#### Introduction
* The paper proposes a general and end-to-end approach for sequence learning that uses two deep LSTMs, one to map input sequence to vector space and another to map vector to the output sequence.
* For sequence learning, Deep Neural Networks (DNNs) requires the dimensionality of input and output sequences be known and fixed. This limitation is overcome by using the two LSTMs.
* [Link to the paper](https://papers.nips.cc/paper/5346-sequence-to-sequence-learning-with-neural-networks.pdf)
#### Model
* Recurrent Neural Networks (RNNs) generalizes feed forward neural networks to sequences.
* Given a sequence of inputs $(x_{1}, x_{2}...x_{t})$, RNN computes a sequence of outputs $(y_1, y_2...y_t')$ by iterating over the following equation:
$$h_t = sigm(W^{hx}x_t + W^{hh} h_{t-1})$$
$$y^{t} = W^{yh}h_{t}$$
* To map variable length sequences, the input is mapped to a fixed size vector using an RNN and this fixed size vector is mapped to output sequence using another RNN.
* Given the long-term dependencies between the two sequences, LSTMs are preferred over RNNs.
* LSTMs estimate the conditional probability *p(output sequence | input sequence)* by first mapping the input sequence to a fixed dimensional representation and then computing the probability of output with a standard LST-LM formulation.
##### Differences between the model and standard LSTMs
* The model uses two LSTMs (one for input sequence and another for output sequence), thereby increasing the number of model parameters at negligible computing cost.
* Model uses Deep LSTMs (4 layers).
* The words in the input sequences are reversed to introduce short-term dependencies and to reduce the "minimal time lag". By reversing the word order, the first few words in the source sentence (input sentence) are much closer to first few words in the target sentence (output sentence) thereby making it easier for LSTM to "establish" communication between input and output sentences.
#### Experiments
* WMT'14 English to French dataset containing 12 million sentences consisting of 348 million French words and 304 million English words.
* Model tested on translation task and on the task of re-scoring the n-best results of baseline approach.
* Deep LSTMs trained in sentence pairs by maximizing the log probability of a correct translation $T$, given the source sentence $S$
* The training objective is to maximize this log probability, averaged over all the pairs in the training set.
* Most likely translation is found by performing a simple, left-to-right beam search for translation.
* A hard constraint is enforced on the norm of the gradient to avoid the exploding gradient problem.

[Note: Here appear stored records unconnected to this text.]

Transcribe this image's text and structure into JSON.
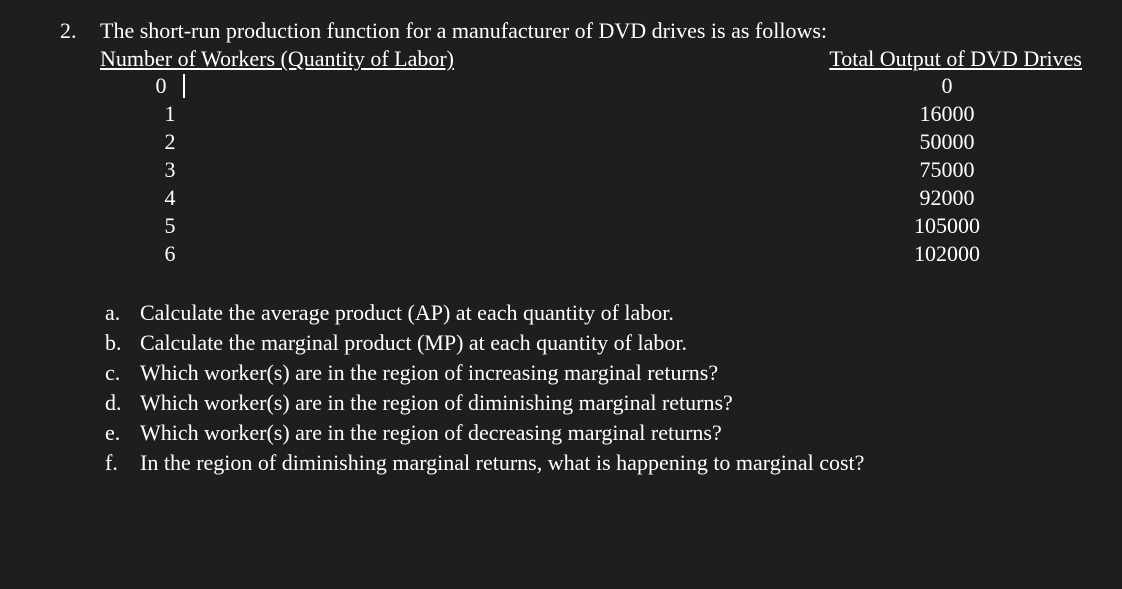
{
  "colors": {
    "background": "#1e1e1e",
    "text": "#ffffff"
  },
  "question_number": "2.",
  "intro_text": "The short-run production function for a manufacturer of DVD drives is as follows:",
  "column_headers": {
    "left": "Number of Workers (Quantity of Labor)",
    "right": "Total Output of DVD Drives"
  },
  "table_rows": [
    {
      "workers": "0",
      "output": "0",
      "has_cursor": true
    },
    {
      "workers": "1",
      "output": "16000",
      "has_cursor": false
    },
    {
      "workers": "2",
      "output": "50000",
      "has_cursor": false
    },
    {
      "workers": "3",
      "output": "75000",
      "has_cursor": false
    },
    {
      "workers": "4",
      "output": "92000",
      "has_cursor": false
    },
    {
      "workers": "5",
      "output": "105000",
      "has_cursor": false
    },
    {
      "workers": "6",
      "output": "102000",
      "has_cursor": false
    }
  ],
  "sub_questions": [
    {
      "letter": "a.",
      "text": "Calculate the average product (AP) at each quantity of labor."
    },
    {
      "letter": "b.",
      "text": "Calculate the marginal product (MP) at each quantity of labor."
    },
    {
      "letter": "c.",
      "text": "Which worker(s) are in the region of increasing marginal returns?"
    },
    {
      "letter": "d.",
      "text": "Which worker(s) are in the region of diminishing marginal returns?"
    },
    {
      "letter": "e.",
      "text": "Which worker(s) are in the region of decreasing marginal returns?"
    },
    {
      "letter": "f.",
      "text": "In the region of diminishing marginal returns, what is happening to marginal cost?"
    }
  ]
}
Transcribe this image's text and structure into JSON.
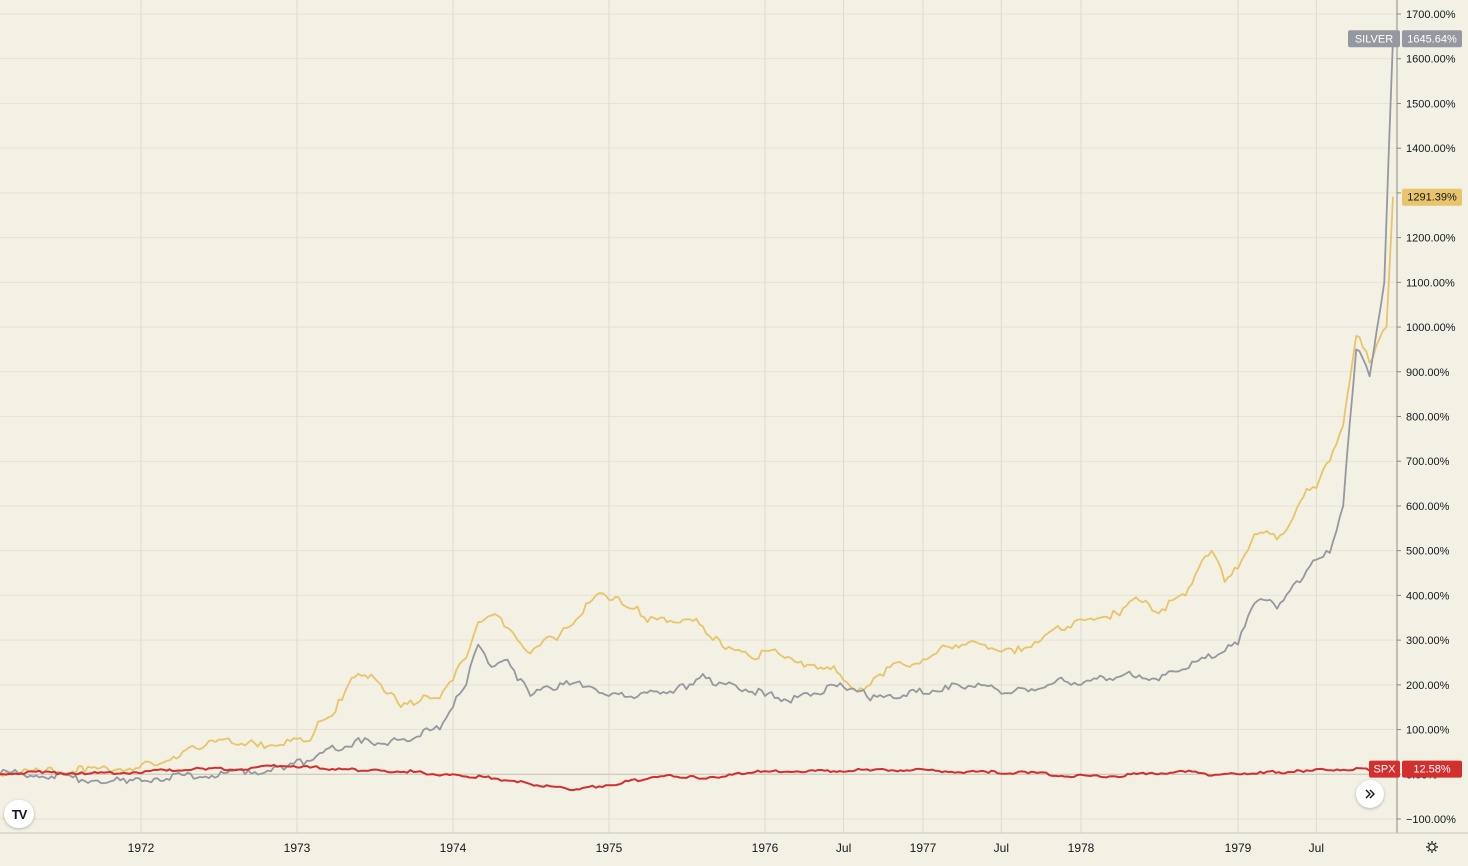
{
  "chart_data": {
    "type": "line",
    "x_range": [
      "1971-03",
      "1979-12"
    ],
    "ylim": [
      -100,
      1700
    ],
    "y_ticks": [
      -100,
      0,
      100,
      200,
      300,
      400,
      500,
      600,
      700,
      800,
      900,
      1000,
      1100,
      1200,
      1300,
      1400,
      1500,
      1600,
      1700
    ],
    "y_tick_labels": [
      "−100.00%",
      "0.00%",
      "100.00%",
      "200.00%",
      "300.00%",
      "400.00%",
      "500.00%",
      "600.00%",
      "700.00%",
      "800.00%",
      "900.00%",
      "1000.00%",
      "1100.00%",
      "1200.00%",
      "1300.00%",
      "1400.00%",
      "1500.00%",
      "1600.00%",
      "1700.00%"
    ],
    "x_ticks": [
      {
        "date": "1972-01",
        "label": "1972"
      },
      {
        "date": "1973-01",
        "label": "1973"
      },
      {
        "date": "1974-01",
        "label": "1974"
      },
      {
        "date": "1975-01",
        "label": "1975"
      },
      {
        "date": "1976-01",
        "label": "1976"
      },
      {
        "date": "1976-07",
        "label": "Jul"
      },
      {
        "date": "1977-01",
        "label": "1977"
      },
      {
        "date": "1977-07",
        "label": "Jul"
      },
      {
        "date": "1978-01",
        "label": "1978"
      },
      {
        "date": "1979-01",
        "label": "1979"
      },
      {
        "date": "1979-07",
        "label": "Jul"
      }
    ],
    "grid": true,
    "scale": "percent",
    "series": [
      {
        "name": "",
        "color": "#e8c46a",
        "last_value_label": "1291.39%",
        "points": [
          [
            "1971-03",
            0
          ],
          [
            "1971-06",
            2
          ],
          [
            "1971-09",
            5
          ],
          [
            "1971-12",
            10
          ],
          [
            "1972-02",
            20
          ],
          [
            "1972-04",
            40
          ],
          [
            "1972-06",
            65
          ],
          [
            "1972-08",
            70
          ],
          [
            "1972-10",
            62
          ],
          [
            "1972-12",
            65
          ],
          [
            "1973-02",
            75
          ],
          [
            "1973-03",
            120
          ],
          [
            "1973-04",
            140
          ],
          [
            "1973-05",
            200
          ],
          [
            "1973-06",
            220
          ],
          [
            "1973-07",
            215
          ],
          [
            "1973-08",
            180
          ],
          [
            "1973-09",
            150
          ],
          [
            "1973-10",
            155
          ],
          [
            "1973-11",
            175
          ],
          [
            "1973-12",
            170
          ],
          [
            "1974-01",
            210
          ],
          [
            "1974-02",
            260
          ],
          [
            "1974-03",
            340
          ],
          [
            "1974-04",
            355
          ],
          [
            "1974-05",
            330
          ],
          [
            "1974-06",
            300
          ],
          [
            "1974-07",
            270
          ],
          [
            "1974-08",
            300
          ],
          [
            "1974-09",
            300
          ],
          [
            "1974-10",
            330
          ],
          [
            "1974-11",
            360
          ],
          [
            "1974-12",
            400
          ],
          [
            "1975-01",
            390
          ],
          [
            "1975-02",
            380
          ],
          [
            "1975-03",
            370
          ],
          [
            "1975-04",
            340
          ],
          [
            "1975-06",
            340
          ],
          [
            "1975-08",
            335
          ],
          [
            "1975-09",
            300
          ],
          [
            "1975-10",
            280
          ],
          [
            "1975-12",
            260
          ],
          [
            "1976-02",
            270
          ],
          [
            "1976-04",
            240
          ],
          [
            "1976-06",
            235
          ],
          [
            "1976-07",
            210
          ],
          [
            "1976-08",
            185
          ],
          [
            "1976-09",
            200
          ],
          [
            "1976-10",
            220
          ],
          [
            "1976-11",
            250
          ],
          [
            "1976-12",
            240
          ],
          [
            "1977-02",
            270
          ],
          [
            "1977-04",
            290
          ],
          [
            "1977-06",
            280
          ],
          [
            "1977-08",
            270
          ],
          [
            "1977-10",
            300
          ],
          [
            "1977-12",
            330
          ],
          [
            "1978-02",
            345
          ],
          [
            "1978-04",
            355
          ],
          [
            "1978-05",
            390
          ],
          [
            "1978-07",
            360
          ],
          [
            "1978-09",
            400
          ],
          [
            "1978-10",
            460
          ],
          [
            "1978-11",
            500
          ],
          [
            "1978-12",
            430
          ],
          [
            "1979-01",
            460
          ],
          [
            "1979-02",
            520
          ],
          [
            "1979-03",
            540
          ],
          [
            "1979-04",
            525
          ],
          [
            "1979-05",
            560
          ],
          [
            "1979-06",
            620
          ],
          [
            "1979-07",
            640
          ],
          [
            "1979-08",
            700
          ],
          [
            "1979-09",
            780
          ],
          [
            "1979-10",
            980
          ],
          [
            "1979-11",
            920
          ],
          [
            "1979-12-10",
            1000
          ],
          [
            "1979-12-18",
            1150
          ],
          [
            "1979-12-25",
            1291.39
          ]
        ]
      },
      {
        "name": "SILVER",
        "color": "#9598a1",
        "last_value_label": "1645.64%",
        "points": [
          [
            "1971-03",
            0
          ],
          [
            "1971-06",
            -5
          ],
          [
            "1971-09",
            -15
          ],
          [
            "1971-12",
            -20
          ],
          [
            "1972-03",
            -10
          ],
          [
            "1972-06",
            -5
          ],
          [
            "1972-09",
            0
          ],
          [
            "1972-12",
            10
          ],
          [
            "1973-02",
            30
          ],
          [
            "1973-04",
            55
          ],
          [
            "1973-06",
            70
          ],
          [
            "1973-08",
            65
          ],
          [
            "1973-10",
            80
          ],
          [
            "1973-12",
            100
          ],
          [
            "1974-01",
            150
          ],
          [
            "1974-02",
            200
          ],
          [
            "1974-03",
            290
          ],
          [
            "1974-04",
            240
          ],
          [
            "1974-05",
            255
          ],
          [
            "1974-06",
            210
          ],
          [
            "1974-07",
            175
          ],
          [
            "1974-08",
            195
          ],
          [
            "1974-09",
            190
          ],
          [
            "1974-10",
            200
          ],
          [
            "1974-11",
            195
          ],
          [
            "1974-12",
            190
          ],
          [
            "1975-01",
            175
          ],
          [
            "1975-03",
            170
          ],
          [
            "1975-05",
            180
          ],
          [
            "1975-07",
            190
          ],
          [
            "1975-08",
            215
          ],
          [
            "1975-09",
            200
          ],
          [
            "1975-11",
            190
          ],
          [
            "1976-01",
            175
          ],
          [
            "1976-03",
            160
          ],
          [
            "1976-05",
            180
          ],
          [
            "1976-07",
            195
          ],
          [
            "1976-08",
            185
          ],
          [
            "1976-09",
            165
          ],
          [
            "1976-11",
            170
          ],
          [
            "1977-01",
            180
          ],
          [
            "1977-03",
            190
          ],
          [
            "1977-05",
            195
          ],
          [
            "1977-07",
            180
          ],
          [
            "1977-09",
            185
          ],
          [
            "1977-11",
            205
          ],
          [
            "1978-01",
            200
          ],
          [
            "1978-03",
            210
          ],
          [
            "1978-05",
            220
          ],
          [
            "1978-07",
            210
          ],
          [
            "1978-09",
            235
          ],
          [
            "1978-11",
            260
          ],
          [
            "1979-01",
            290
          ],
          [
            "1979-02",
            370
          ],
          [
            "1979-03",
            390
          ],
          [
            "1979-04",
            370
          ],
          [
            "1979-05",
            410
          ],
          [
            "1979-06",
            440
          ],
          [
            "1979-07",
            480
          ],
          [
            "1979-08",
            495
          ],
          [
            "1979-09",
            600
          ],
          [
            "1979-10",
            950
          ],
          [
            "1979-11",
            890
          ],
          [
            "1979-12-05",
            1100
          ],
          [
            "1979-12-15",
            1380
          ],
          [
            "1979-12-25",
            1645.64
          ]
        ]
      },
      {
        "name": "SPX",
        "color": "#d32f2f",
        "last_value_label": "12.58%",
        "points": [
          [
            "1971-03",
            0
          ],
          [
            "1971-06",
            3
          ],
          [
            "1971-09",
            0
          ],
          [
            "1971-12",
            2
          ],
          [
            "1972-03",
            8
          ],
          [
            "1972-06",
            10
          ],
          [
            "1972-09",
            10
          ],
          [
            "1972-12",
            18
          ],
          [
            "1973-02",
            15
          ],
          [
            "1973-04",
            10
          ],
          [
            "1973-06",
            8
          ],
          [
            "1973-08",
            5
          ],
          [
            "1973-10",
            5
          ],
          [
            "1973-12",
            -3
          ],
          [
            "1974-02",
            -5
          ],
          [
            "1974-04",
            -10
          ],
          [
            "1974-06",
            -18
          ],
          [
            "1974-08",
            -28
          ],
          [
            "1974-10",
            -35
          ],
          [
            "1974-12",
            -30
          ],
          [
            "1975-02",
            -20
          ],
          [
            "1975-04",
            -10
          ],
          [
            "1975-06",
            -5
          ],
          [
            "1975-08",
            -10
          ],
          [
            "1975-10",
            -5
          ],
          [
            "1975-12",
            3
          ],
          [
            "1976-03",
            5
          ],
          [
            "1976-06",
            5
          ],
          [
            "1976-09",
            8
          ],
          [
            "1976-12",
            8
          ],
          [
            "1977-03",
            5
          ],
          [
            "1977-06",
            3
          ],
          [
            "1977-09",
            2
          ],
          [
            "1977-12",
            -5
          ],
          [
            "1978-03",
            -7
          ],
          [
            "1978-06",
            0
          ],
          [
            "1978-09",
            5
          ],
          [
            "1978-11",
            -3
          ],
          [
            "1979-01",
            0
          ],
          [
            "1979-03",
            2
          ],
          [
            "1979-06",
            5
          ],
          [
            "1979-09",
            10
          ],
          [
            "1979-11",
            8
          ],
          [
            "1979-12-25",
            12.58
          ]
        ]
      }
    ]
  },
  "ui": {
    "logo_text": "TV",
    "scroll_icon": "double-chevron-right-icon",
    "settings_icon": "gear-icon"
  }
}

* Min batches are selected to have sentences of similar lengths to reduce training time.
* Model performs better when reversed sentences are used for training.
* While the model does not beat the state-of-the-art, it is the first pure neural translation system to outperform a phrase-based SMT baseline.
* The model performs well on long sentences as well with only a minor degradation for the largest sentences.
* The paper prepares ground for the application of sequence-to-sequence based learning models in other domains by demonstrating how a simple and relatively unoptimised neural model could outperform a mature SMT system on translation tasks.